Пожалуй, его-то я одного и более-менее помню. Когда я приехал в
Глеб Сугробов его имя. Оно звучит вычурно для сына простой уборщицы в магазине. И вот нате вам: дорос сын простой уборщицы до довольно большой шишки, до прокурорского кителя в городе местного значения. За эти сорок лет он успел закончить юрфак, жениться, вырастить сына. Из него сделать коммерсанта. Развестись. Взять в жены молодую – для освежения крови. Уйти на пенсию. Купить этот крепкий замок на родине. И вот слушать теперь соловья на рассвете.
Мне-то совершенно понятно, почему я злюсь, тщательно рассматривая вход в погреб. Злюсь от того, что ничего этого у меня нет – ни погреба, ни пахучего разнотравья, ни моченых яблок, ни пенсии – ого-го-го.
И даже не из-за этого. Больше потому раздражаюсь и леплю на своем лице поощрительную улыбку: «А вдруг Глеб спросит – у тебя-то как?» Ляпнуть, что ючусь в тесной квартирке, что туалетный бачок уже второй год перевязан резинкой от трусов – так это вызов и эпатаж. Или процитировать ему строки из Нового Завета о верблюде и ушке иголки. «Легче верблюду проникнуть через иголье ушко, чем богатому в рай».
Впрочем, зачем ему рай? Он у Глеба есть. На земле.
Вот и остается злиться да лепить услужливые улыбки.
Вначале «день встречи» с одноклассниками решили сделать в местном кафе: тут все подадут, музыка будет, все прилично. Но потом перерешили. На воле. У речки. Это спасение от зноя. В кафе нет кондиционеров. А там вода. Взопреешь – прыгай в пруд.
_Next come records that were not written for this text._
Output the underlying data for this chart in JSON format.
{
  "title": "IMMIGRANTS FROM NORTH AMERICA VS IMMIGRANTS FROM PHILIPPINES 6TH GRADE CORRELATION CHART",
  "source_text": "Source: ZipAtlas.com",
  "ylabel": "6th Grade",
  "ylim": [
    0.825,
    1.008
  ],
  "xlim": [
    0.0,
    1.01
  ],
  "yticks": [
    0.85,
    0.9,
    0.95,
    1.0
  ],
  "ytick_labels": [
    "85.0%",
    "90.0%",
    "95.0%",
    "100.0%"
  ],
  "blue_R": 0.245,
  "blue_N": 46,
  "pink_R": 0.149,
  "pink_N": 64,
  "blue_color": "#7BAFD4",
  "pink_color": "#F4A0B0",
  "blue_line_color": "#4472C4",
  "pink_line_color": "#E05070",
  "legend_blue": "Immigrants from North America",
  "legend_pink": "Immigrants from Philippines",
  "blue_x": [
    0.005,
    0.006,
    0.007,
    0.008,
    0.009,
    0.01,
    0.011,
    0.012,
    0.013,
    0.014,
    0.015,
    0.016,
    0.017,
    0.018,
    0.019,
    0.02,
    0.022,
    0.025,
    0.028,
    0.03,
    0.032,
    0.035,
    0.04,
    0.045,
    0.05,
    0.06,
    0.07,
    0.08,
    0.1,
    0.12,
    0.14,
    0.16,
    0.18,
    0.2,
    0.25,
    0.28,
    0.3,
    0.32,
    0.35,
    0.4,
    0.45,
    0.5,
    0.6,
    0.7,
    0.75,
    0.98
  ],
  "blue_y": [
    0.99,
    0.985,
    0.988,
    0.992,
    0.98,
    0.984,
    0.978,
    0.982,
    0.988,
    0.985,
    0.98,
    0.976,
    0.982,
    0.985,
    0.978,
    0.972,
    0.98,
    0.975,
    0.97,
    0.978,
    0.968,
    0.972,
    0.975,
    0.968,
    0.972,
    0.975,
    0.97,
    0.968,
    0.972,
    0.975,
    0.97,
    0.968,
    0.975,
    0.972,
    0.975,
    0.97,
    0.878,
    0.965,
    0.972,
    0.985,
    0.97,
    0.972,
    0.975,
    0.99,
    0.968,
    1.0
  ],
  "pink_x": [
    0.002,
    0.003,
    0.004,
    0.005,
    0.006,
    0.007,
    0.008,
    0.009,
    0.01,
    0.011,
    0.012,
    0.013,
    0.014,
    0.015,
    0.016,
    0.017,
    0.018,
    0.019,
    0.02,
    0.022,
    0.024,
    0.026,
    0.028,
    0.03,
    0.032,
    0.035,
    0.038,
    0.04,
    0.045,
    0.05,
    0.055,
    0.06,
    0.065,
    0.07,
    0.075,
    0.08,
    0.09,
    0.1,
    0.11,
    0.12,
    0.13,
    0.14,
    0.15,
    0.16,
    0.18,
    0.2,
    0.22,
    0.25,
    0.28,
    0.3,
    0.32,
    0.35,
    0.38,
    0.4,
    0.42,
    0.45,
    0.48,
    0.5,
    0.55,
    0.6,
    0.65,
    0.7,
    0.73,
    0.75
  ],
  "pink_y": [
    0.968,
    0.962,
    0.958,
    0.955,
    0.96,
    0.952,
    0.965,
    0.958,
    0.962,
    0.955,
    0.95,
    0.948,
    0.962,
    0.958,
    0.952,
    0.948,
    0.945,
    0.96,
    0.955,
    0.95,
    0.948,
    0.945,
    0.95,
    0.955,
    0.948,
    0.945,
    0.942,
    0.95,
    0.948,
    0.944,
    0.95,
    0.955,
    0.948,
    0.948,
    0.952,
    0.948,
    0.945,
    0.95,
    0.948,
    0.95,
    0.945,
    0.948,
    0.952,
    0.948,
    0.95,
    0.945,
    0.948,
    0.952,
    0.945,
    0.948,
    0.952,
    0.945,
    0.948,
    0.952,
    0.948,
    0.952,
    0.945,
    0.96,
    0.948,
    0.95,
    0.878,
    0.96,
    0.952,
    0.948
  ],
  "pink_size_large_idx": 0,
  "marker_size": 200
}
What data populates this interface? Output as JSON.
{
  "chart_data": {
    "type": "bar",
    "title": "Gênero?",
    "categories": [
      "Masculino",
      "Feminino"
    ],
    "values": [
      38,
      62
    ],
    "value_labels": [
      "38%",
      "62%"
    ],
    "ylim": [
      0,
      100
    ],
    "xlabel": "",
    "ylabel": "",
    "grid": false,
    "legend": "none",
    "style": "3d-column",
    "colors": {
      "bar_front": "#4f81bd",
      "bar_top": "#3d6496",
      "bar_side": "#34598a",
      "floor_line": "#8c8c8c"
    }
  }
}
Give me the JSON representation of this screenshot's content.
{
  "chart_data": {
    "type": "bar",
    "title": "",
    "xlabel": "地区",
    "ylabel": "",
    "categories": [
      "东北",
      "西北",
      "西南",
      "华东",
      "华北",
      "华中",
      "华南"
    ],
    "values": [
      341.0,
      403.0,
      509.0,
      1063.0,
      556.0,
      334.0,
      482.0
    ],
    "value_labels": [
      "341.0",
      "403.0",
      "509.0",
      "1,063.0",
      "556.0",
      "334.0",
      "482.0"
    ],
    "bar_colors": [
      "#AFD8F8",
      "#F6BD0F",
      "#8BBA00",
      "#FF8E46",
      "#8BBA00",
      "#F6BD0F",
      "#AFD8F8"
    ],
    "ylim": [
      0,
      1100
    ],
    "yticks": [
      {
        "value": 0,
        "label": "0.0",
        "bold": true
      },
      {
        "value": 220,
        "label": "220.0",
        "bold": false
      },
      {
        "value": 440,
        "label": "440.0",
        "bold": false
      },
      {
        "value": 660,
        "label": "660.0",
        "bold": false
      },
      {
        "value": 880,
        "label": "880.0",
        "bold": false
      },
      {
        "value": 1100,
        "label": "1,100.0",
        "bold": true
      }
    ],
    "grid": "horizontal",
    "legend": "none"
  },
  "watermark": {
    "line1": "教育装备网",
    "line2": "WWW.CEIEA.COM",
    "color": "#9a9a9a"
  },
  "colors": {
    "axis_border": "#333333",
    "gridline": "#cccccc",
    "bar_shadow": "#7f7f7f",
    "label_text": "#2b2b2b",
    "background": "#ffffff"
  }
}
Это место называется «под Сосыхой». Оно в семи километрах от станицы.
– Девственные деревья! – радостно улыбнулся мне увеличенными глазами Глеб.
И я окончательно понял, чему завидую: оптимизму, жизнелюбию. Но тут же поперхнулся в мыслях: оптимизм скорее всего деланый. И молодая его жинка лет через пять кинет Глеба, если глупа, а умная будет нетерпеливо ждать смерти, чтобы стать владелицей этих крепких сараев.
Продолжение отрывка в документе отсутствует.